So if I'm interpreting this correctly, they take a VG-10 cutting edge sandwiched between 2 layers of something else (definition of san mai) and then they cut that out and "braze weld" (I think that means it's basically soddered instead of welded) it together with a stainless steel upper. 3 layers at the cutting edge, some soddering, then a single layer stainless steel on top. If i'm right, anything above the fake hamon line is not VG-10 and not fit to really take an edge. Practically speaking, it's unlikely that anyone takes this knife past the usable cutting edge and this seems like a creative way to create an entry level product that allows them to reach customers that would love to own Shun knives but can't justify the price. Obviously doing something this commercially driven is not going to win Shun any fans on forums like this (and give their critics more to hate), but we are not the target audience either. 

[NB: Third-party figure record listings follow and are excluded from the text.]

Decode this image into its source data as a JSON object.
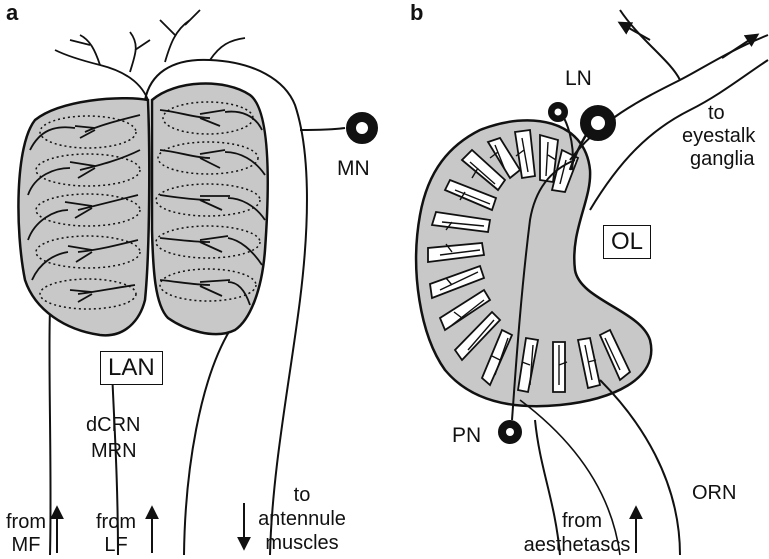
{
  "panel_a": {
    "letter": "a",
    "neuropil_label": "LAN",
    "neuron_label_mn": "MN",
    "neuron_label_dcrn": "dCRN",
    "neuron_label_mrn": "MRN",
    "from_mf_line1": "from",
    "from_mf_line2": "MF",
    "from_lf_line1": "from",
    "from_lf_line2": "LF",
    "to_muscles_line1": "to",
    "to_muscles_line2": "antennule",
    "to_muscles_line3": "muscles"
  },
  "panel_b": {
    "letter": "b",
    "neuropil_label": "OL",
    "neuron_label_ln": "LN",
    "neuron_label_pn": "PN",
    "neuron_label_orn": "ORN",
    "to_eyestalk_line1": "to",
    "to_eyestalk_line2": "eyestalk",
    "to_eyestalk_line3": "ganglia",
    "from_aesthetascs_line1": "from",
    "from_aesthetascs_line2": "aesthetascs"
  },
  "colors": {
    "neuropil_fill": "#c8c8c8",
    "outline": "#111111",
    "glomerulus_fill": "#ffffff"
  }
}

Wondering if anyone has any experience with these knives. Is fit and finish still on par with what you would expect from Shun or are they starting to cut a few too many corners?


----------



## richard (Dec 18, 2015)

I've handled them in the store not looking to get one, but just curious, and the fit and finish is quite good. It's not the F&F, but the materials that suffer a bit due to being an economy line, with the handle feeling a bit plastic-y, but still solid. The somewhat surprising plus is that the chef's knife has a flatter profile and IIRC lighter and more nimble than the typical Shun classic 8".


----------